October 15, 2000|By Pat O'Malley | Pat O'Malley,SUN STAFF
With a 28-7 victory over Arundel (1-5) on Friday night, the Chesapeake Cougars evened their overall football record at 3-3 and put themselves in position for the first winning season in Tom Kraning's 13 years as coach.
Three of the four games left on the Cougars' schedule are winnable: No. 9 Old Mill (5-1), Severna Park (2-4), South River (0-6) and neighborhood rival Northeast (4-2).
A 6-4 record would equal the only winning season in the 24 years of Cougars football, set in 1985 under Denis Schanberger.
Going to the ancient single-wing offense last season under the urging of JV coach Jim Simms changed the Cougars fortunes.
The Cougars rolled up a county all-time second-best 457 rushing yards last week in a 35-28 loss to North County, had 289 on the ground against Arundel, the latter total close to their season average.
Records department
North County quarterback Mike Pfisterer is the state's public school career record holder for touchdown passes (57) and yards passing (5,666).
Pfisterer threw for 109 yards and one touchdown pass in Friday's 30-27 loss to Southern-AA (2-4).
North County (3-3) has four regular-season games left, and Pfisterer would have to average about three scoring passes and 156 yards to break the overall Maryland records 67 career touchdown passes by John Carroll's Al Neville (1967-69) and the career yards passing milestone of 6,286 by Lucas Phillips of Mount St. Joseph (1993-96).
McDonogh's Bobby Sabelhaus (1992-94)is sandwiched in between with 5,826 yards.
In Southern's upset victory over North County, the first ever for the Bulldogs, senior back Brian Holland ran for a school record 285 yards on 32 carries and scored three touchdowns. Holland eclipsed the Southern record 272 yards by Joe Tongue, who had five touchdowns that night against Great Mills in 1982.
Sideliners
Severna Park's senior linebacker-running back Todd Soroka showed why he was an All-County linebacker last year in his team's 38-14 loss at archrival and 10th-ranked Annapolis (5-1) on Friday night. The 5-foot-10, 180-pound Soroka was all over the field making tackles and keeping the Falcons (2-4) close until the final period when Annapolis pulled away from a 24-14 lead.
Another bright spot for the Falcons was the play of junior quarterback-defensive back Brian Burns, who rarely came off the field. Burns was 9-for-21 passing for 81 yards, with Austin Horn grabbing five for more than 50 yards, and the former picked off an pass.
Cardinal Gibbons running back Hassan Muhammad, the metro area's leading rusher and scorer with 1,241 yards and 20 TDs for 120 points and 1,523 all-purpose yards, lives in Hanover, which is in the Meade district.
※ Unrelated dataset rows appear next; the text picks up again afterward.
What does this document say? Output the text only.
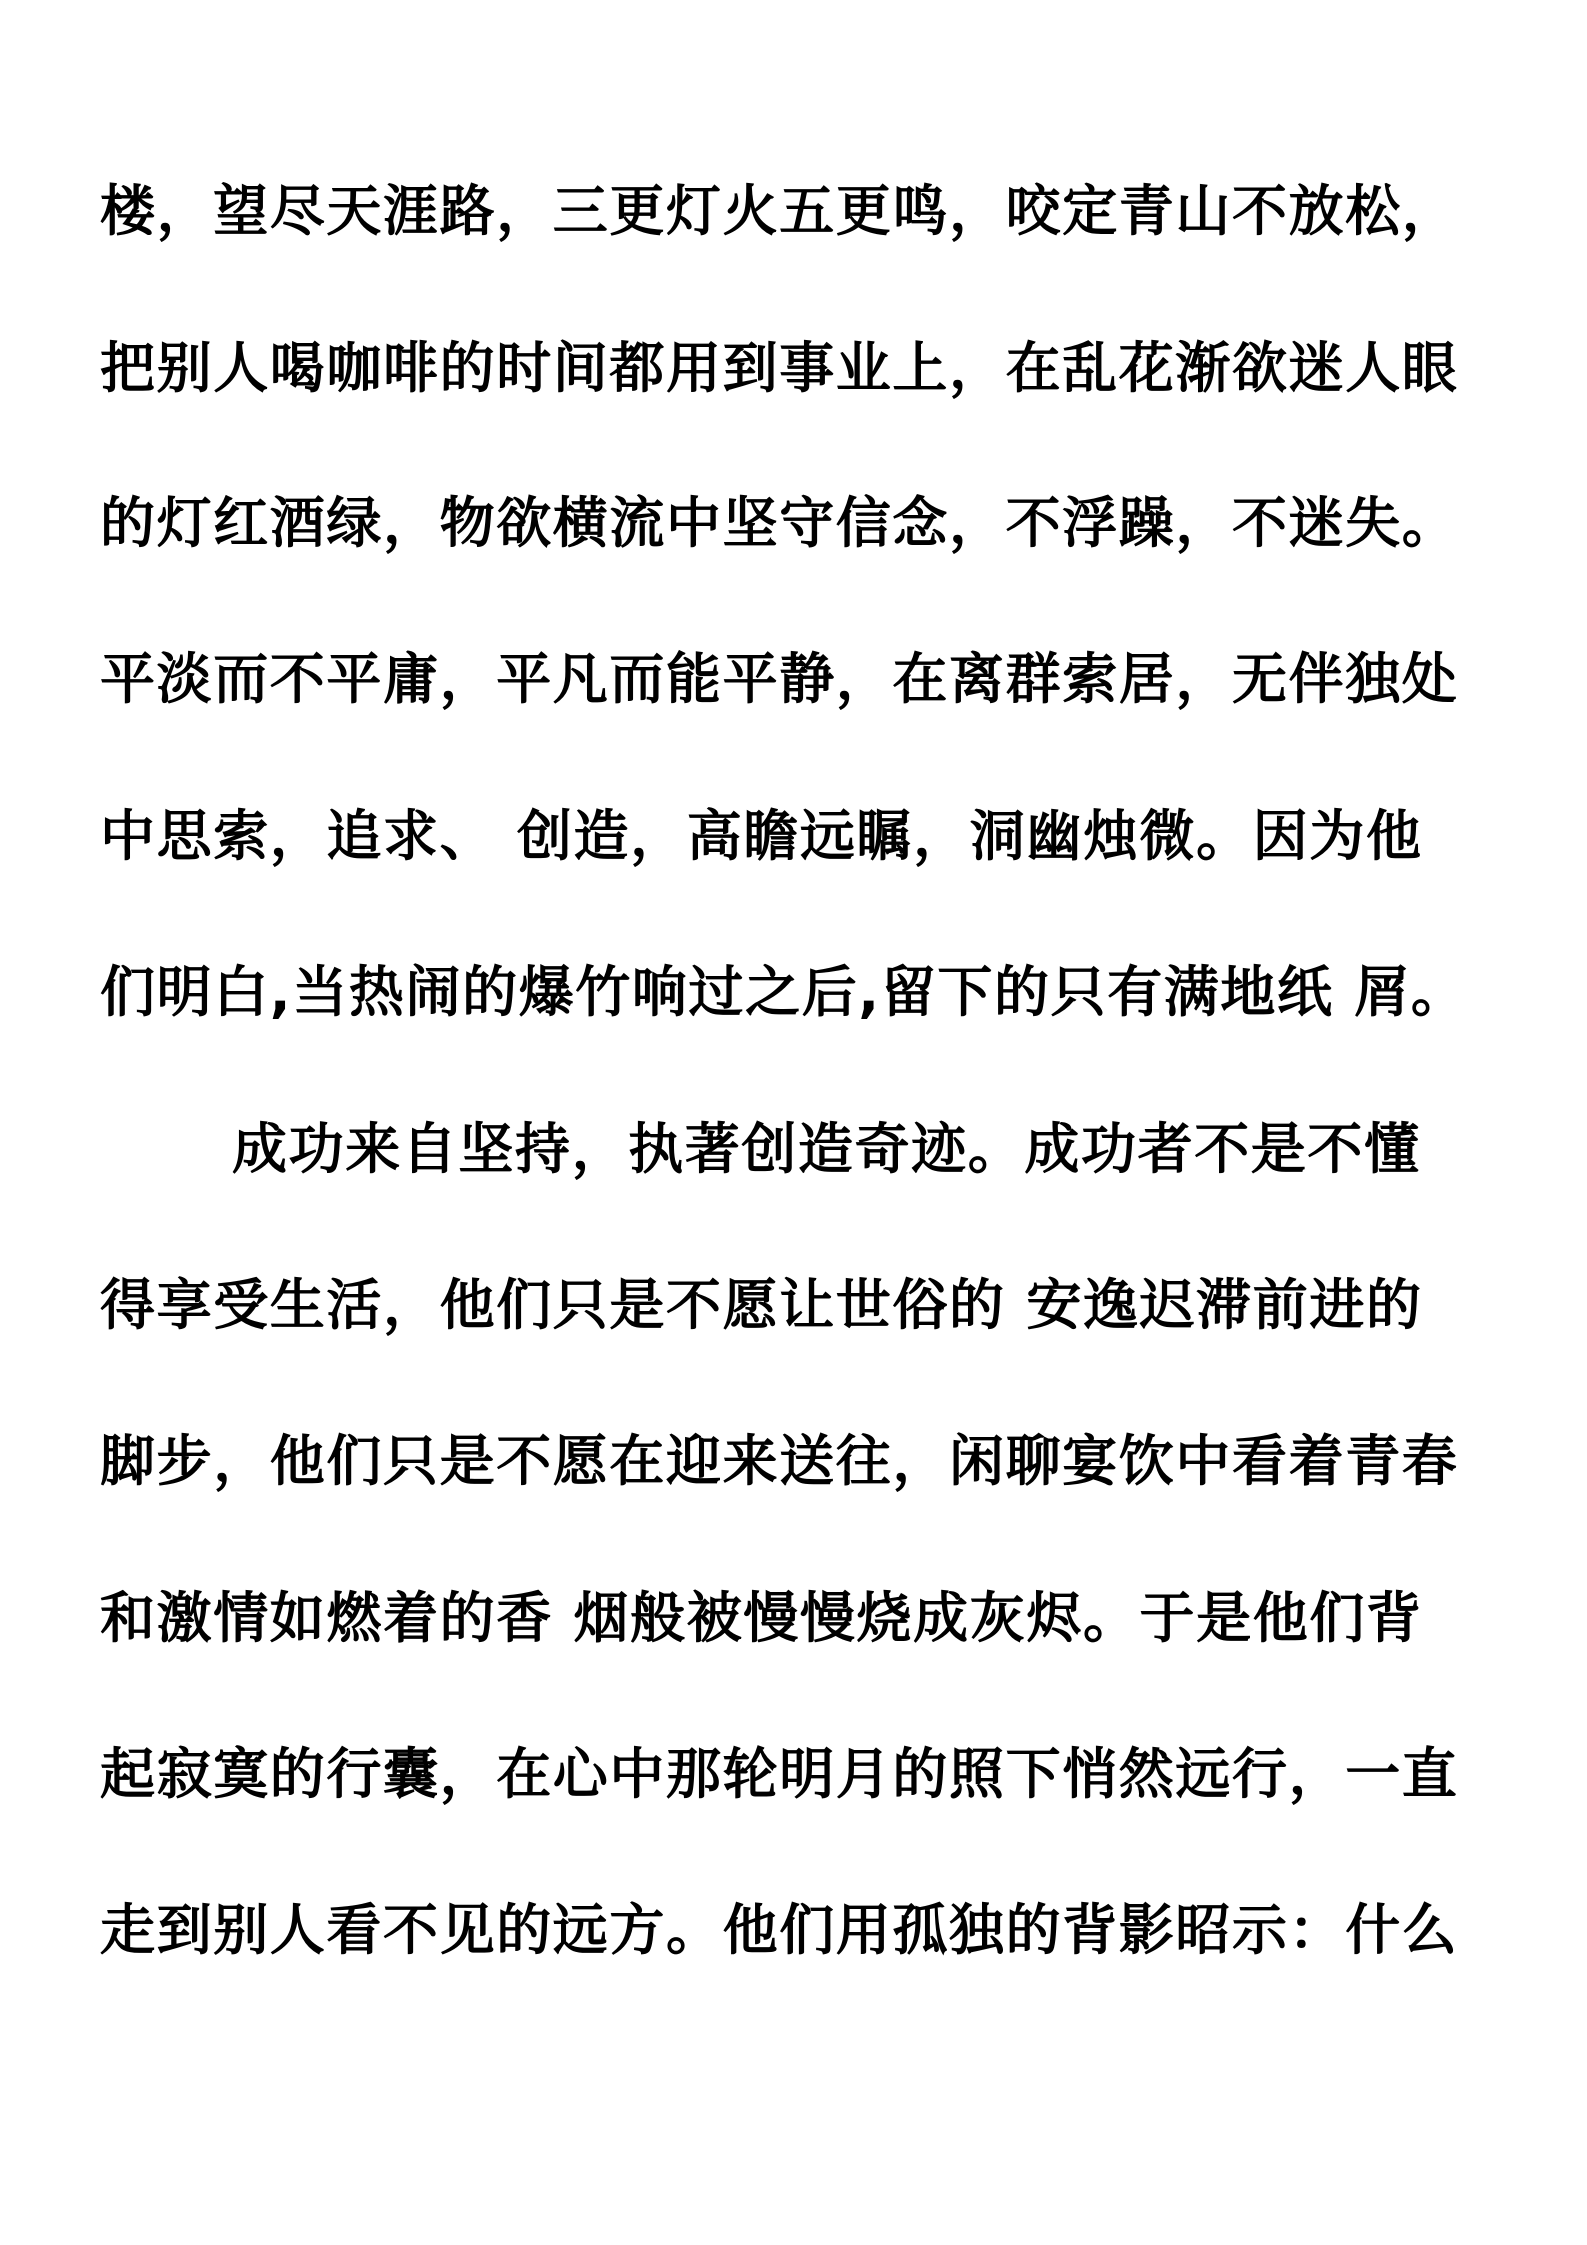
楼，望尽天涯路，三更灯火五更鸣，咬定青山不放松，
把别人喝咖啡的时间都用到事业上，在乱花渐欲迷人眼
的灯红酒绿，物欲横流中坚守信念，不浮躁，不迷失。
平淡而不平庸，平凡而能平静，在离群索居，无伴独处
中思索，追求、 创造，高瞻远瞩，洞幽烛微。因为他
们明白,当热闹的爆竹响过之后,留下的只有满地纸 屑。
成功来自坚持，执著创造奇迹。成功者不是不懂
得享受生活，他们只是不愿让世俗的 安逸迟滞前进的
脚步，他们只是不愿在迎来送往，闲聊宴饮中看着青春
和激情如燃着的香 烟般被慢慢烧成灰烬。于是他们背
起寂寞的行囊，在心中那轮明月的照下悄然远行，一直
走到别人看不见的远方。他们用孤独的背影昭示：什么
Honored by Fox 45 TV this week as its Prep Player of the week, Muhammad is one of several Anne Arundel County residents playing for the Crusaders.
One other county resident playing for Gibbons is wide-out Rocky Brown, who transferred last year as a junior from Old Mill. Brown is among the metro area's top receivers with 14 catches for 207 yards and a touchdown. At defensive end, Brown has 50 tackles and 13 sacks.
Arundel's Jessica Collins, who last year played on the Wildcats' 4A state champion girls basketball team as a freshman, tore the anterior cruciate ligament in her right leg during a summer national tournament. But she has told coach Lee Rogers she will not miss any time this season.
"Jessica said she's going to be ready in November and you have to believe her as hard as she has been rehabbing," Rogers said.
Collins, a 5-foot-6 guard, is wearing a brace on her leg and was seen getting around pretty good as a spectator at Tuesday's Severna Park at Arundel volleyball match.